Wonder and Anticipation
Wonder and anticipation are critical components of a love of learning as well. Leaving questions unanswered goes a long way in helping a child develop a sense of wonder. In class children often hear, “What a mystery…”, “What does it look like to you?”, or “I guess we’ll have to wait and see” in response to their questions. This encourages them to come up with their own answers or simply ponder. Waiting for tasks which are given only when a child is ready gives the child an opportunity to experience anticipation. Examples of this include pouring tea at snack, helping others in the cubby room, jumping rope, doing a special sewing project, cutting vegetables with a “teacher” knife, going to Woods Day, and finally, going to first grade. When a child is really ready for a new task, she will succeed at completing it. This success gives the child a sense of pride and builds confidence which will carry the child through her next challenge.
These are just a few of the ways in which our preschool and kindergarten students are preparing for the grades program. The children are also developing language skills, learning about the natural world, becoming socially aware, and building strong will forces, among other things; all through the implicit guidance of their teachers in simple activities, stories, and free play. As a teacher, I feel honored to be guiding these children along on their journey!

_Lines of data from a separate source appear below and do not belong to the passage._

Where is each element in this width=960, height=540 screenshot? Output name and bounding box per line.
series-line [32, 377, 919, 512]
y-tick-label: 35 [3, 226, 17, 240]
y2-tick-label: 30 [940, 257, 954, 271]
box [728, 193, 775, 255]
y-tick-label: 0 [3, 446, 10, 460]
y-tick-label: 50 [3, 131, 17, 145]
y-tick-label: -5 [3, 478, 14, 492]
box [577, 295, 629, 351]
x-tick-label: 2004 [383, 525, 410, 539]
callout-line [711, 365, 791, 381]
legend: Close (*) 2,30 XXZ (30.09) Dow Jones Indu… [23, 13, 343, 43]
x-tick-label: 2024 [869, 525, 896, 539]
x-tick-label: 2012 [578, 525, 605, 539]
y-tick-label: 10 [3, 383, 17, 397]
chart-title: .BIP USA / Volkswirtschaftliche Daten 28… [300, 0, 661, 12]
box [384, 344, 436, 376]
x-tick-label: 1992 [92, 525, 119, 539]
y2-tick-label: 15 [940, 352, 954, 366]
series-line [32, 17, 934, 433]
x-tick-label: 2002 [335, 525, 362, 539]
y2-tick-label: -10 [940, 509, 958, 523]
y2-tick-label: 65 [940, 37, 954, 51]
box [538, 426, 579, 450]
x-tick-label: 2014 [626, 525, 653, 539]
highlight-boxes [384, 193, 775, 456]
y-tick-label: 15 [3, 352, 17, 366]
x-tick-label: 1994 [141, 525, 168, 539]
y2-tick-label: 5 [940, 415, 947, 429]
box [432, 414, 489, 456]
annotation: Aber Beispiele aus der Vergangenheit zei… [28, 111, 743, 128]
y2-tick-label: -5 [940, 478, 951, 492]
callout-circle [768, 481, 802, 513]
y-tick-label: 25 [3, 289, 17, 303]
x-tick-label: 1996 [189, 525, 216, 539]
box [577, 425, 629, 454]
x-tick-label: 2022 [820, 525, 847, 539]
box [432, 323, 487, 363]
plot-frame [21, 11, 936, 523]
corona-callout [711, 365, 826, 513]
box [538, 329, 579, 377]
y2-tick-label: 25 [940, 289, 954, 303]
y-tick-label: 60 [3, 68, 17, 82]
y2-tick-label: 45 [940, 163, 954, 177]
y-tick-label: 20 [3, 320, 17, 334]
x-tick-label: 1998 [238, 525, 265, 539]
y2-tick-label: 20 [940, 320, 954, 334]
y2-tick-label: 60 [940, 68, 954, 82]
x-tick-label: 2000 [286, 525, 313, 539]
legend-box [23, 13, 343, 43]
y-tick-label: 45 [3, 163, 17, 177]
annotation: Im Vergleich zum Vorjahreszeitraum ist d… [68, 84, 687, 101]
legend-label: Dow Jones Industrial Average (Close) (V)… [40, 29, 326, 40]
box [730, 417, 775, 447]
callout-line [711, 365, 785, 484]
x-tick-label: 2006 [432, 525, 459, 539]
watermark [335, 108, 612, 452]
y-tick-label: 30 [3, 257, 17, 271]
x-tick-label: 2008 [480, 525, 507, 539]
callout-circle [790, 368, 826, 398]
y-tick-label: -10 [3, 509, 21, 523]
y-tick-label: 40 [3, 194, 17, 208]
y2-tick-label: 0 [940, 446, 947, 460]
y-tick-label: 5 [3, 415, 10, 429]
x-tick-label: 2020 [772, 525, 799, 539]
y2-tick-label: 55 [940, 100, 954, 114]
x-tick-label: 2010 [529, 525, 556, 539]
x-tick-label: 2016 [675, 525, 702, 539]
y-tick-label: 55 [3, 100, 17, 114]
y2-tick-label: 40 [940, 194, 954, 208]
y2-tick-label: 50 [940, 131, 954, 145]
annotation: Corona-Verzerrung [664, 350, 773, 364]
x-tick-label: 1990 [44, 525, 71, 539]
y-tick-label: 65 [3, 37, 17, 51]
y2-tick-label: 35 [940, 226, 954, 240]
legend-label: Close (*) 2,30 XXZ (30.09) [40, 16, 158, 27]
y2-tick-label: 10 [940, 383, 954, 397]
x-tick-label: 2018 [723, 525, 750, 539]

Laura Mason, Early Childhood Faculty Chair and Morning Glory Kindergarten Teacher Born in Kirkland, WA, Laura Mason was raised in the then-rural neighborhood of North Rose Hill. Though she and her sisters spent long hours playing in horse pastures, open fields, and woods surrounding their home, her favorite place was the dirt pile in her yard, where she spent many hours digging tunnels and making mud pies. Childhood vacations were spent hiking and camping in the Cascades as well as taking road trips to museums and historic sites. Many of these experiences are well known to her students, as she brings them to life in the classroom through storytelling. Miss Laura attended local schools from kindergarten through high school, sharing a classroom with several friends for the entire 13 years. Throughout school, she loved vocal music programs, particularly performing at music festivals. After Miss Laura transferred her elder daughter to Three Cedars School in the first grade, she began a new career as an early childhood teacher. She joined Three Cedars in 2002 as a preschool assistant, then served as a preschool teacher, and finally, as a mixed-age kindergarten teacher. Miss Laura received her Early Childhood In-Service Teacher Training Certification from Rudolf Steiner College, where she discovered a love of wood carving and a renewed enthusiasm for gardening, both of which she brings into her work as a teacher.